Commitment List

I’m currently sitting in one of my favourite places to go. It’s an alpine hotel with a restaurant and pub downstairs. About an hour outside of Melbourne. It’s surrounded by idyllic scenery; there’s a balcony with breathtaking views of the mountains. It seems a lot like the European alps. You can sense the river nearby as well. Just ate a Parmigiana with nachos on top and could hardly be more full. I’m even thinking of having my first drink in over two months. Just for a change. The chances it will be regrettable are pretty high, but you never know, maybe I’ve come to enjoy drinking.

As someone that likes to always to be rewriting my goals, a simple idea occurred to me yesterday.
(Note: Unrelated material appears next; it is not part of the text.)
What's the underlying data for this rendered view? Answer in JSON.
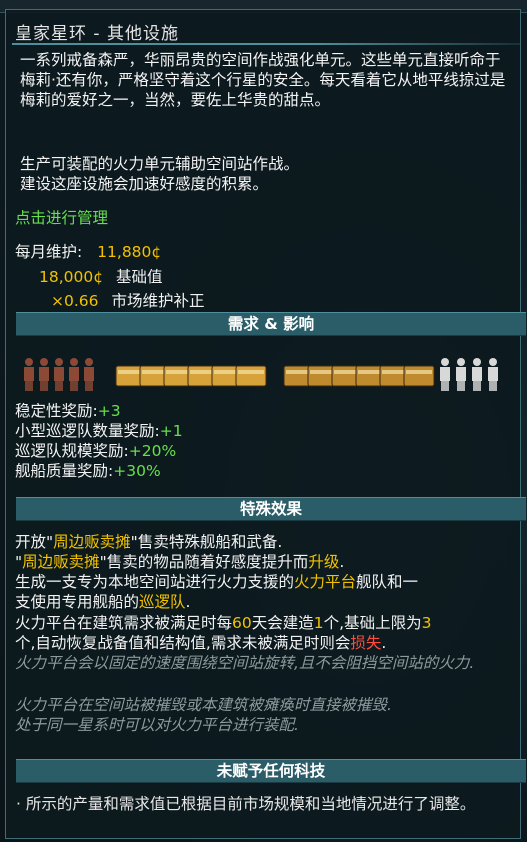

It’s almost simple to the point of obviousness, or maybe it’s simple to the point of convenience (or maybe it’s just not good). You be the judge.
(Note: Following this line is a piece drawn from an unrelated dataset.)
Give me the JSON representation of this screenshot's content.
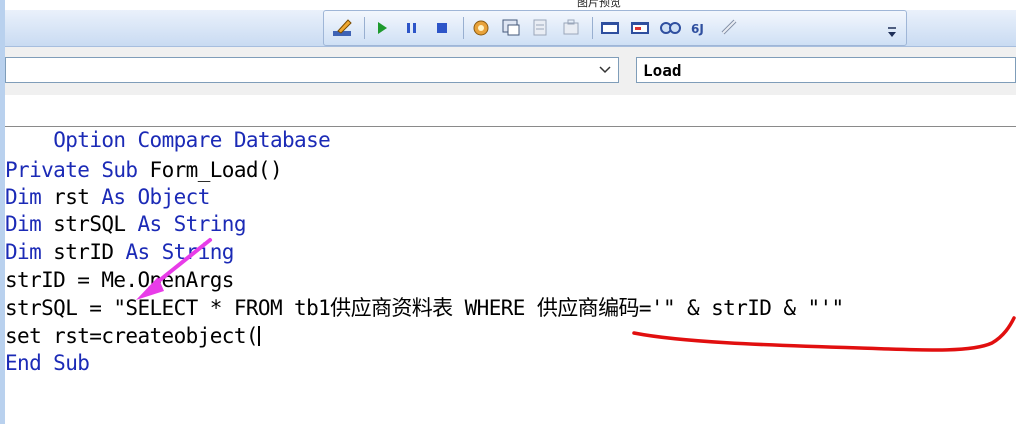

The term “bucket list” has become quite commonplace. The idea is good because it does just what it’s supposed to in very straight forward fashion. It A) forces you to think about what you would like to do before you die, and B) it records what you decide so that you have a decent chance of getting it done. My idea is very similar. Basically you write a list of the things you’d like to do whilst you have are “free” to do so. Especially before you get married or make a big commitment such as a mortgage or business venture. These things aren’t impossible to back out of but you can save yourself a lot of time, headache and heartache by entering into them when you’re most ready.

What you have to do is think of all the things you’d want to do before you “settle” and then write them down. The list can and should change to reflect your deeply held and sincere values. I hope that you’re stable enough in your ambitions to accomplish some of it though, especially if you are considering entering a lifelong commitment. Even if you don’t get any of it done at least you’ll know that it really wasn’t meant to be.

The most obvious and exciting things are the “live life to the fullest” items. Things like travel or going skydiving. Or maybe what you really want to do is get a degree or get well on your way to your dream job. I’d encourage you to “think big” in these parts. Personally, travel is my single greatest passion in life. So travel-related goals are heavily represented in my list.

It’s not all about carpe diem though. I’m a firm believer in constant self-development. Once you’re in a relationship, to some extent your capability of growing or changing is limited. You don’t have the freedom of navigation to explore who you are and what you want. It can might even be a little unfair on your partner. It seems to me that people who end up together often have “damage” or “baggage” which matches up nicely with each others’ . Being single is the best time to try and heal some wounds, for the good of your future kids. I’d encourage you to add some “inner life” goals to your list as well, if nothing else than to remind you that they matter too.

Part of being free is being able to explore, learn and try whatever we want. Part of learning about ourselves is learning who we would be good with or what we want to spend our time doing. The wiser your life choices the better your later life will be. The more freely you explore the more you learn about your self and, arguably ,the better life choices you will make.